Plastic surgeons are usually asked to treat skin cancers in cosmetically sensitive areas. The primary aim is to achieve complete clearance of a tumour while minimising the functional and cosmetic outcomes. Often direct closure is achievable, but sometimes a reconstructive procedure such as a skin graft or local flap is required. Removed specimens are sent for histological analysis to confirm the diagnosis and completeness or excision.
A large number of pre-cancerous lesions and superficial skin cancers can be treated effectively by ablative lasers.
There are three main types of skin cancer:
1. Basal Cell Carcinoma (BCC)
A BCC is the most common type of skin cancer in the UK. It is sometimes also called a ‘rodent ulcer’. It is very rare for BCCs to spread to other parts of the body.
What causes it?
BCCs are commonly caused by too much exposure to ultraviolet (UV) light from the sun or sunbeds. BCCs can occur anywhere on your body but are most common in areas that are exposed to the sun, such as your face, head, neck, ears, back and arms. They can also occur at sites where burns, scars or ulcers have damaged the skin.
Who is at risk of developing basal cell carcinoma?
BCCs mainly affect fair-skinned adults and are more common in men than women. Those with the highest risk of developing a basal cell carcinoma are:
Those who have had a lot of exposure to the sun, such as people with outdoor hobbies, outdoor workers, and people who have lived in sunny climates.
People with fair skin, freckles and blonde or red hair.
People who have used sunbeds.
People who have previously had a BCC.
Incidence increases with age.
Can basal cell carcinomas run in families?
Apart from a rare condition called Gorlin’s syndrome, BCCs are not hereditary. However, some of the things that increase the risk of getting one (e.g. a fair skin, a tendency to burn rather than tan, and freckling) do run in families.

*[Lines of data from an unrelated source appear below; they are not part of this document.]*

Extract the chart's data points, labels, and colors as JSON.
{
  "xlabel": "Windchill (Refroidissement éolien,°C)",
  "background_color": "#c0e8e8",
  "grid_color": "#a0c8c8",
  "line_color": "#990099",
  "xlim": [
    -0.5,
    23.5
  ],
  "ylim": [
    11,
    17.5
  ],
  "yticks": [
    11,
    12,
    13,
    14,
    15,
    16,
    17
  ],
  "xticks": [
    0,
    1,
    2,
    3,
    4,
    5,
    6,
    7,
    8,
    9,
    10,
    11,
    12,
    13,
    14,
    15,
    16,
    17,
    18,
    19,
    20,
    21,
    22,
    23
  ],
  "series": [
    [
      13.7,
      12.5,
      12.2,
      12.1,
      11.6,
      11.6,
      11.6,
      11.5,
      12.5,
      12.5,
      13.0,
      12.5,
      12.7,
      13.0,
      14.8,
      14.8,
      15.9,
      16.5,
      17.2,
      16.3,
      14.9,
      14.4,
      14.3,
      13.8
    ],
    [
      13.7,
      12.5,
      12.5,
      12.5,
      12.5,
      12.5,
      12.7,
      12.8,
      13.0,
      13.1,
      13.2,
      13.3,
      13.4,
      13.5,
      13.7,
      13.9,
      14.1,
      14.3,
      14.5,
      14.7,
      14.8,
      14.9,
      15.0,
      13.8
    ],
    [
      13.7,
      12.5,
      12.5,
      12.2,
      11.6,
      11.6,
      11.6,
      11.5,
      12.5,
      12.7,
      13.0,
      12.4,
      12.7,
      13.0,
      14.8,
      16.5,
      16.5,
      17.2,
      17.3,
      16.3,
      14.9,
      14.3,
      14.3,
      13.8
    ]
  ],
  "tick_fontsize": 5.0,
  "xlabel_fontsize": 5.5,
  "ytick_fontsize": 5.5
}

How do basal cell carcinomas present?
Most BCCs are painless. You may notice a scab that bleeds occasionally and does not heal entirely for several months. Some BCCs are very superficial and look like a scaly red flat mark; others show a white pearly rim surrounding a central crater. If left for years, the latter type can “gnaw away” at the skin, eventually causing an ulcer – hence the name “rodent ulcer”. Other BCCs are quite lumpy, with one or more shiny nodules crossed by small but easily seen blood vessels (telangiectasia).

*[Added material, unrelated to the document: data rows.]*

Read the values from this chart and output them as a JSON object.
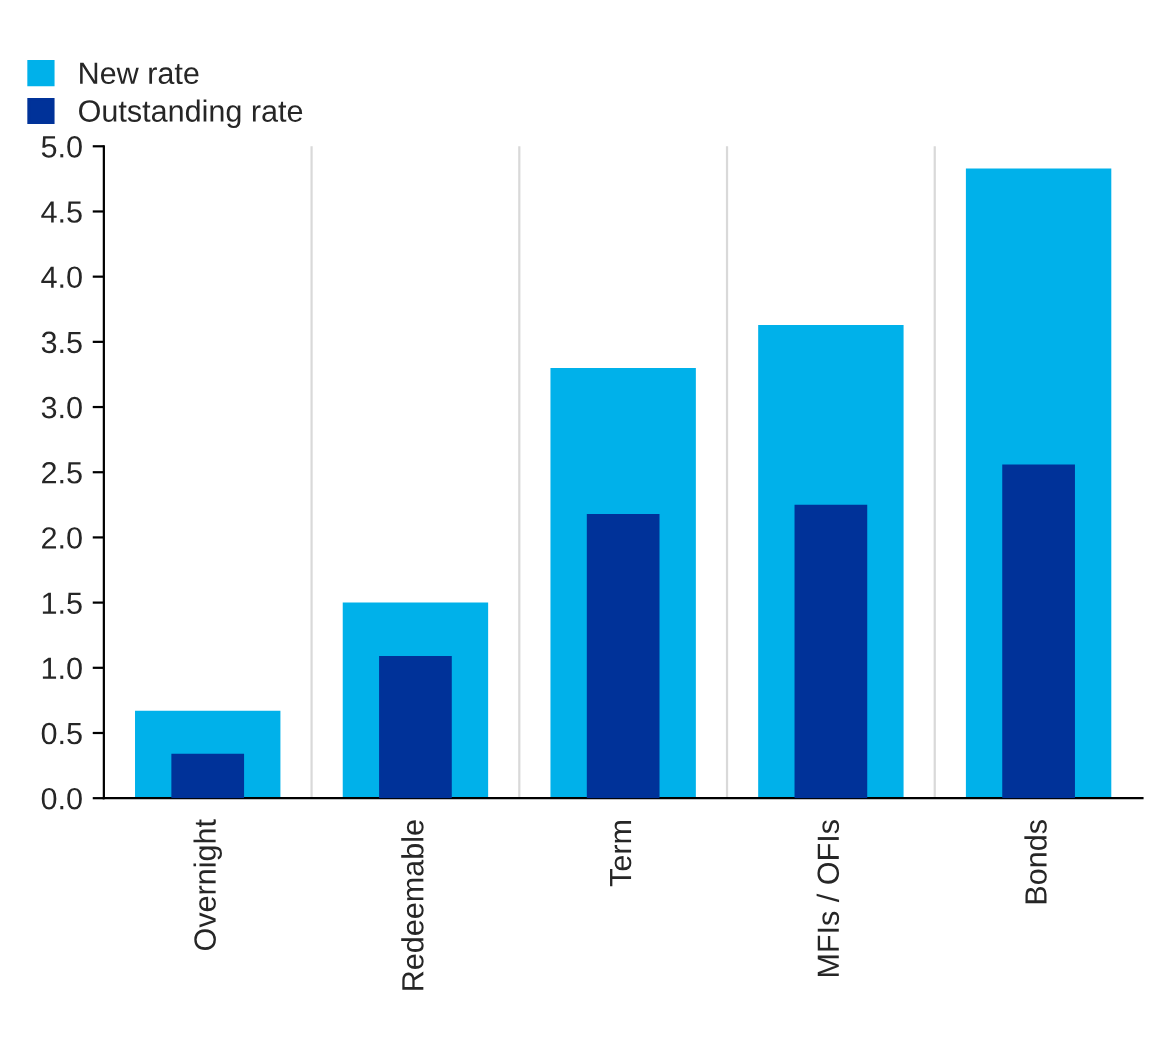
{
  "chart_data": {
    "type": "bar",
    "categories": [
      "Overnight",
      "Redeemable",
      "Term",
      "MFIs / OFIs",
      "Bonds"
    ],
    "series": [
      {
        "name": "New rate",
        "color": "#00b1ea",
        "values": [
          0.67,
          1.5,
          3.3,
          3.63,
          4.83
        ]
      },
      {
        "name": "Outstanding rate",
        "color": "#003299",
        "values": [
          0.34,
          1.09,
          2.18,
          2.25,
          2.56
        ]
      }
    ],
    "ylim": [
      0,
      5
    ],
    "yticks": [
      {
        "value": 0,
        "label": "0.0"
      },
      {
        "value": 0.5,
        "label": "0.5"
      },
      {
        "value": 1,
        "label": "1.0"
      },
      {
        "value": 1.5,
        "label": "1.5"
      },
      {
        "value": 2,
        "label": "2.0"
      },
      {
        "value": 2.5,
        "label": "2.5"
      },
      {
        "value": 3,
        "label": "3.0"
      },
      {
        "value": 3.5,
        "label": "3.5"
      },
      {
        "value": 4,
        "label": "4.0"
      },
      {
        "value": 4.5,
        "label": "4.5"
      },
      {
        "value": 5,
        "label": "5.0"
      }
    ],
    "grid": "x",
    "legend": "top left"
  }
}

How will my basal cell carcinoma be diagnosed?
Most BCCs have a typical appearance, and a qualified dermatologist or plastic surgeon will usually have a good idea if a lesion is a BCC. However, there are other skin conditions that are not cancerous which may have a similar appearance, so the only way to make a firm diagnosis is to perform a biopsy. The biopsy may be an incisional biopsy (where only a small part of the lesion is removed), or an excision biopsy (where the whole lesion is removed). Where possible, the entire lesion is removed, but sometimes an incisional biopsy is performed if complete removal would result in a significant defect requiring a skin graft or a flap. In the vast majority of cases, the biopsy is carried out under local anaesthetic.
What is the outcome of having a BCC treated?

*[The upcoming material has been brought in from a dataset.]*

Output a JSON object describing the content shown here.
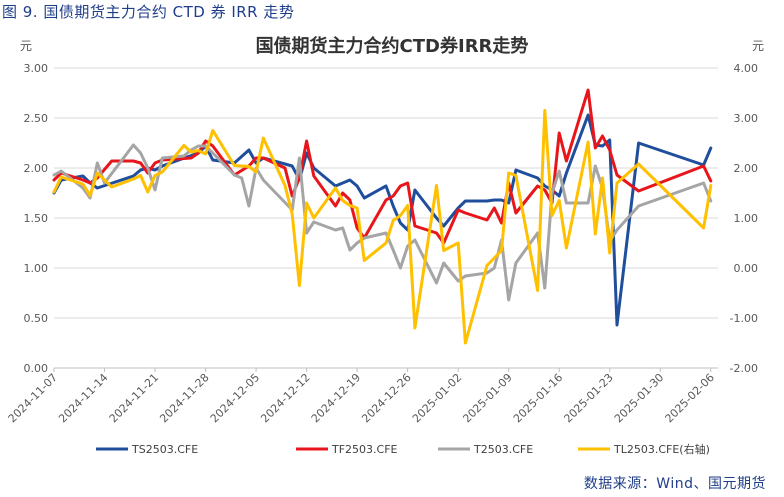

Removal of a BCC results in cure in the vast majority of patients. In a small number of patients, BCCs can recur in the same place or the patient may develop another BCC elsewhere (If you have one BCC, you have a higher risk of developing another one compared to someone who has never had one). Occasionally it may not be possible to cure some BCCs that have been neglected for long periods and other treatments such as radiotherapy may be required.
How are basal cell carcinomas treated?
Most BCCs are removed surgically. Usually, this means cutting away the BCC, along with some clear skin around it (3-4mm), under a local anaesthetic. Sometimes, a small skin graft or local flap is needed. Plastic surgeons are well placed to excise BCCs in cosmetically sensitive areas such as the face, ears, nose and trunk.